Sem apoio do Congresso, governo é obrigado a negociar e comprometer o orçamento, avalia Ives Gandra

O primeiro ano de governo de Luiz Inácio Lula da Silva (PT) foi marcado por intensas negociações com o Congresso Nacional para que a gestão conseguisse aprovar no Legislativo pautas de interesse, principalmente no campo econômico. Ainda antes de assumir o mandato, o orçamento era uma grande preocupação da equipe do petista, que instaurou a chamada PEC da Transição na tentativa de organizar as contas públicas. No decorrer da gestão de Lula, o governo se viu obrigada a negociar diversas emendas parlamentares para conseguir que projetos avançassem no Congresso. Segundo avaliação do advogado tributarista, professor e escritor Ives Gandra Martins, Lula ganhou uma eleição muito apertada e com o parlamento mais à direita. Com isso, o Palácio do Planalto precisa abrir mão de grandes partes do orçamento público para conquistar o apoio na aprovação de projetos para o desenvolvimento do país.

“A essa altura, ele [Lula] governa o Executivo com o apoio do Supremo Tribunal Federal (STF), mas é obrigado a negociar porque tem a minoria no Congresso. Ele é obrigado a negociar cada projeto, ceder partes orçamentárias para redutos eleitorais para ter garantia de aprovação. Nós temos um Executivo que tem o apoio efetivo do Judiciário, do Supremo, mas é obrigado a negociar no Legislativo. Isso evidentemente torna a captura do orçamento muito maior, o que também dificulta a aprovação de qualquer arcabouço orçamentário. O arcabouço de Haddad é uma vitória em relação ao que o PT queria, mas, do ponto de vista técnico, é cheio de furos. Ainda assim, é muito melhor do que queriam que fosse. O governo precisaria ter o Legislativo do lado, o que, a meu ver, só aconteceria se não tivesse entrado em uma gastança tão grande”, considera.

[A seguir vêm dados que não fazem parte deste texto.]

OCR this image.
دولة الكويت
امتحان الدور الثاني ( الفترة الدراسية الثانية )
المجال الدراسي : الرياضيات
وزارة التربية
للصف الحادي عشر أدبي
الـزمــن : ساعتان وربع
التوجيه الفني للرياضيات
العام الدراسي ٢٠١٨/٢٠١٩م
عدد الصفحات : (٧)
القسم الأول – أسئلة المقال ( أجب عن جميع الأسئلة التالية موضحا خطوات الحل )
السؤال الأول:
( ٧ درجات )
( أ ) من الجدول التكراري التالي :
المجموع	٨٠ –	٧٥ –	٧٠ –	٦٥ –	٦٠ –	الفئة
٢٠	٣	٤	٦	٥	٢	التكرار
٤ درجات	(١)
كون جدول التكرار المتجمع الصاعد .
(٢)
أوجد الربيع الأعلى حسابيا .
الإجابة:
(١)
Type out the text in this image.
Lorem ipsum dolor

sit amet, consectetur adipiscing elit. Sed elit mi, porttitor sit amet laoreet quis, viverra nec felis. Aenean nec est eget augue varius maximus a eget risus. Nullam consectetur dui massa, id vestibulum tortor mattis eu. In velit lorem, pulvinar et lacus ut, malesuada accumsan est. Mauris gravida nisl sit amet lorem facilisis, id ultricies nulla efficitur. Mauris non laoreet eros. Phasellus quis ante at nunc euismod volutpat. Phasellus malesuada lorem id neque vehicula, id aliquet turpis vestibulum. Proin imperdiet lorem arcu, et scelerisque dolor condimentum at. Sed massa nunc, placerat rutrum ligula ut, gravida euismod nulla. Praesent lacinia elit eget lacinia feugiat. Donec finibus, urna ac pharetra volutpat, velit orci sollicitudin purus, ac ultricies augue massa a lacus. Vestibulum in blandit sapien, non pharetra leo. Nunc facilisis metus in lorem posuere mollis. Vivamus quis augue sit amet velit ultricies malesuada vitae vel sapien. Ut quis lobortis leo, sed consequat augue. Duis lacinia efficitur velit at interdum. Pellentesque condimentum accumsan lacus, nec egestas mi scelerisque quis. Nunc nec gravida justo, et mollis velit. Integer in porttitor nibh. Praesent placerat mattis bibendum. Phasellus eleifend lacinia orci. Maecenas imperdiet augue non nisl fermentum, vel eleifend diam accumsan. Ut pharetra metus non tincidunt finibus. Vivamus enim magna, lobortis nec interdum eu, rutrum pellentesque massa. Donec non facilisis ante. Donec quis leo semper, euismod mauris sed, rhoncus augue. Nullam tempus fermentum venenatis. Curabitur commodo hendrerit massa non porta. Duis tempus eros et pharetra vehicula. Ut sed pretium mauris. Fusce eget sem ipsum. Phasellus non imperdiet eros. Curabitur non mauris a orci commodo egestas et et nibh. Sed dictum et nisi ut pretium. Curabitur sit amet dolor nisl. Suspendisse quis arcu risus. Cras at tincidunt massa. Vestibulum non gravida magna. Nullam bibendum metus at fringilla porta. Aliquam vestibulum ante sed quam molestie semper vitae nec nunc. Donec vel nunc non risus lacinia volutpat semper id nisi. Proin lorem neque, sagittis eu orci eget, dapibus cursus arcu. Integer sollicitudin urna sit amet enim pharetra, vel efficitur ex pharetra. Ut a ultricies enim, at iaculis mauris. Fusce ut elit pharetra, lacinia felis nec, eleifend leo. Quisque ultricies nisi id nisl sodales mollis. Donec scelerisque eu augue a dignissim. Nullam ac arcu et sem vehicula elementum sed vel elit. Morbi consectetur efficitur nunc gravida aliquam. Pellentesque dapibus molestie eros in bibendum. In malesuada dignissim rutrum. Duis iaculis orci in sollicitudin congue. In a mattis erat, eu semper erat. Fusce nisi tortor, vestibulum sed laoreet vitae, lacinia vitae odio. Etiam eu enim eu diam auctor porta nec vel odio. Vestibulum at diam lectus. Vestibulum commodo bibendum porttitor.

O jurista aponta que as perspectivas para o próximo ano é de que haja um aumento do endividamento público, uma queda do Produto Interno Bruto (PIB) e ainda a elevação da tributação. Gandra ainda cita o documento da Organização para a Cooperação e Desenvolvimento Econômico (OCDE) que projeta que a dívida pública do Brasil chegará a 90% do Produto Interno Bruto (PIB) em 2047. O órgão considerou que mesmo as estratégias defendidas pelo governo para equilibrar as contas públicas, como o arcabouço fiscal e a reforma tributária, não devem ser suficientes para barrar o aumento do endividamento brasileiro. “A economia em 2023 não foi tão mal graças ao segmento da agropecuária, que, no primeiro trimestre, teve uma evolução monumental, evidentemente no período da grande safra. Depois, os outros trimestres foram caindo até 0,1%. A agropecuária, que é o segmento que o presidente Lula tem menos estima por preferir o Movimento dos Trabalhadores Sem Terra (MST), foi o setor que lhe deu tranquilidade economia e permitiu um crescimento que este ano deve ficar em torno de 3%. Mas, eu entendo que, do ponto de vista fiscal, houve uma grande deterioração”, considera.

Ele cita que, no ano passado, o Brasil teve um superávit das contas públicas de R$ 54 bilhões. Este ano, a previsão é de um déficit de R$ 177 bilhões. Para Ives, isso deve trazer como consequência um aumento do endividamento e da tributação. “Precisaríamos ter uma redução de gastos do governo para que a sociedade crescesse. O governo ainda não percebeu que não é o gasto público, puro e simplesmente, que gera desenvolvimento. Gasto mal feito é dinheiro perdido. Um bom gasto para o crescimento do país seria em tecnologia e em emprego. Eu receio que nós tenhamos ainda um aumento do endividamento em 2024, além de menor crescimento e mais tributação”, indica. O jurista considera que seja difícil reverter esse caminho por conta dos projetos econômicos do governo, com um alto nível de gastos públicos. Para ele, seria necessário alinhar uma política monetária e uma política orçamentária, com foco na diminuição dos juros e gastos com receitas programadas.